THE prospect of filming DNA at work inside living cells has come closer with a technique for capturing images of biomolecules that uses ordinary light.

Researchers at Osaka University in Japan were able to resolve features a few dozen atoms across by combining two existing techniques that beat the diffraction limit of ordinary light microscopes – the principle that you can’t resolve objects smaller than half the wavelength of light. They hope their technique could be fine-tuned to provide a reliable way of imaging individual molecules or structures such as DNA base pairs.

Satoshi Kawata’s team scanned bundles of DNA strands with laser beams, causing the molecules to emit photons – a phenomenon known as anti-Stokes Raman scattering. The photons have a characteristic frequency determined by the way atoms vibrate within the molecules, so a spectrometer can tell what type of molecule the beams are focusing on (Physical Review Letters, DOI 10.1103/PhysRevLett.92.220801). The team then further improved the resolution by placing a nanometre-sized metal point at the focus of the laser beams. The metal point interacts with the beams’ electric fields to increase their intensity, thereby improving the signal.

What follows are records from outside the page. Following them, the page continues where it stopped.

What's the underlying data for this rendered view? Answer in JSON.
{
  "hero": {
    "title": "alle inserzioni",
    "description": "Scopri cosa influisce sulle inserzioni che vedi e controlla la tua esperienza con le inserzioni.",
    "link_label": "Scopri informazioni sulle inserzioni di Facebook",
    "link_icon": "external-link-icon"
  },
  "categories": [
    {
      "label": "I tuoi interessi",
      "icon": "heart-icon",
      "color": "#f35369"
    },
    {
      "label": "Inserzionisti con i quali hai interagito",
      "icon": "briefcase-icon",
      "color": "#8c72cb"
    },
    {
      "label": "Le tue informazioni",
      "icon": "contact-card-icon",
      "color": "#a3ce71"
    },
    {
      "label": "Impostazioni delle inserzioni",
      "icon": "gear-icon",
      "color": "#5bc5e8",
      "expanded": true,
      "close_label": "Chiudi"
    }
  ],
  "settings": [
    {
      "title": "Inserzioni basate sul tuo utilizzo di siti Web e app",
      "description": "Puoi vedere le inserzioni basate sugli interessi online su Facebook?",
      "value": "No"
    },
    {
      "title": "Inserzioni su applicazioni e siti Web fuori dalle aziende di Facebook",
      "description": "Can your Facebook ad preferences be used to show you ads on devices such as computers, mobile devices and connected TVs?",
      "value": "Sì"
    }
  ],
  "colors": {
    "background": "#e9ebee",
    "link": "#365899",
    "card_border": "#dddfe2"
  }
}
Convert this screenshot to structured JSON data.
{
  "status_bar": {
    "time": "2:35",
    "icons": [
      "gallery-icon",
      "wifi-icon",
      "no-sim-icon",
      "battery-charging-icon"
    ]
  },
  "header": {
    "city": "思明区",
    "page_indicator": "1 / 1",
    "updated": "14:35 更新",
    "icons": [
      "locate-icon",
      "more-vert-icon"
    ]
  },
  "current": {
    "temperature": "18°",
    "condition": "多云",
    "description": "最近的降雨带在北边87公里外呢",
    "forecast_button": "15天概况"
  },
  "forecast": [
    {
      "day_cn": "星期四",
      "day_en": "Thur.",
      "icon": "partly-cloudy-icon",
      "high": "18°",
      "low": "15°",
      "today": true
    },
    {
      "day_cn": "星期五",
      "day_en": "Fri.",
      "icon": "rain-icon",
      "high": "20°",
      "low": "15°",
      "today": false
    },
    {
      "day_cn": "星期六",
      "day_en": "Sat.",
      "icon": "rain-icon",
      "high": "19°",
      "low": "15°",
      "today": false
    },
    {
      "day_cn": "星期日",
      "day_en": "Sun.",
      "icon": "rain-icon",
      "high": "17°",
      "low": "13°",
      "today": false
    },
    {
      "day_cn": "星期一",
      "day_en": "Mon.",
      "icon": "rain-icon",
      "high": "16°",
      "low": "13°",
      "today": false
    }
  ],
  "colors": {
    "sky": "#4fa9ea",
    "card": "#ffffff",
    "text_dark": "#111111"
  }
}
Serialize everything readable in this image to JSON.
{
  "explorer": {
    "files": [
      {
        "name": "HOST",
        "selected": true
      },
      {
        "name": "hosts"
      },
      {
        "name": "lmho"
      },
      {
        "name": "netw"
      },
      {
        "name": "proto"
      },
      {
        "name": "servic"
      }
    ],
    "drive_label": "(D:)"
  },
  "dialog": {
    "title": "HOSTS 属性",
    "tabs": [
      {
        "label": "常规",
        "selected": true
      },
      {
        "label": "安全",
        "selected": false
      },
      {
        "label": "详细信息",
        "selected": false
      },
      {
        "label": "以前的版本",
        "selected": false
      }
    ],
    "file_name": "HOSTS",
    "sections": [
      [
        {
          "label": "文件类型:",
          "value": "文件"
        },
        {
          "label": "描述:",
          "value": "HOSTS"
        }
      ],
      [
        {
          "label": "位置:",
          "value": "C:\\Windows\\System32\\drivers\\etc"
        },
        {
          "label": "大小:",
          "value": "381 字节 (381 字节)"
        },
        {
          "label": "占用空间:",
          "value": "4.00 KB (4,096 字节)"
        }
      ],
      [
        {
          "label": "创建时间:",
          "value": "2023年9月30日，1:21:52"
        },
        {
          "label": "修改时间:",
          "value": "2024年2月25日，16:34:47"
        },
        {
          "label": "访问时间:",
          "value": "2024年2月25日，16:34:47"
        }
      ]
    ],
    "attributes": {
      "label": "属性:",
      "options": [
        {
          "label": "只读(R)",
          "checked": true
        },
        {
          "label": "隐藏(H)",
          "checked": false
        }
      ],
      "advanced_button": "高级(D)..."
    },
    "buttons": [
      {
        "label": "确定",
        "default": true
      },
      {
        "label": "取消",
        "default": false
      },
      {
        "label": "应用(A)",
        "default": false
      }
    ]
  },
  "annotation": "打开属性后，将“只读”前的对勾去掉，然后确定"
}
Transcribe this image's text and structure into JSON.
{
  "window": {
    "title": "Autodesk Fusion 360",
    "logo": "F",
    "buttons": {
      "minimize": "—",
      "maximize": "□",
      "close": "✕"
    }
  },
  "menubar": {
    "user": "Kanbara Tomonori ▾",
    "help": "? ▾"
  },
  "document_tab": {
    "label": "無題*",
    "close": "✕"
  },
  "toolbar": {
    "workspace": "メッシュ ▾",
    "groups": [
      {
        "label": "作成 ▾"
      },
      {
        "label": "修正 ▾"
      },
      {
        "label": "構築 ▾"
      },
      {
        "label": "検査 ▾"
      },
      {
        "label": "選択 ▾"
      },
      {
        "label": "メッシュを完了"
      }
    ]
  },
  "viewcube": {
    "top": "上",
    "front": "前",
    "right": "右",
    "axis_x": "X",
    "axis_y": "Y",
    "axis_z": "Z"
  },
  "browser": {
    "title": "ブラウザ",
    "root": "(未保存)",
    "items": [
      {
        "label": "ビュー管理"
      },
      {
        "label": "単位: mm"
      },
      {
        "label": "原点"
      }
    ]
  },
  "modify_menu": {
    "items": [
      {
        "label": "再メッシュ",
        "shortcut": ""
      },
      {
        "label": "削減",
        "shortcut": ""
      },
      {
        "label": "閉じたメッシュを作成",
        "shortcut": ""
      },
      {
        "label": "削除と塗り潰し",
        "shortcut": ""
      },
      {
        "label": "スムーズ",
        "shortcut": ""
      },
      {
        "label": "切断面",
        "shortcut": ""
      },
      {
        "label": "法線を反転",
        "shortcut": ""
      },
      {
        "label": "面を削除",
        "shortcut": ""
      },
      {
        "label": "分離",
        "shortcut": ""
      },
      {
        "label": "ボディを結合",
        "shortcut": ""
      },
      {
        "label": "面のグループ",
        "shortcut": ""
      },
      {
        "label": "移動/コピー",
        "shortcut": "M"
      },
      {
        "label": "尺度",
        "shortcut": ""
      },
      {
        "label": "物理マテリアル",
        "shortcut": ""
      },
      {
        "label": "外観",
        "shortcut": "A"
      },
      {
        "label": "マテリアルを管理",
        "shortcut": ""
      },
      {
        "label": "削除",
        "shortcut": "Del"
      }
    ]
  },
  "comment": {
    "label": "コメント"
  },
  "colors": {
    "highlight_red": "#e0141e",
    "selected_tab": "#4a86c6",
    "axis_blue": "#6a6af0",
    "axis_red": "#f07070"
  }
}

The technique does not damage the molecules it is imaging, which could give it unique advantages, says Vahid Sandoghdar at the Swiss Federal Institute of Technology in Zurich. “It could be used to capture images in vivo,” Sandoghdar told New Scientist. “It is very positive and encouraging.”

Sandoghdar adds that the technique should be able to distinguish between different kinds of biomolecules more reliably than existing imaging techniques. The main disadvantage, however, is that the signal is relatively weak and so requires amplification and the use of very sensitive sensing equipment.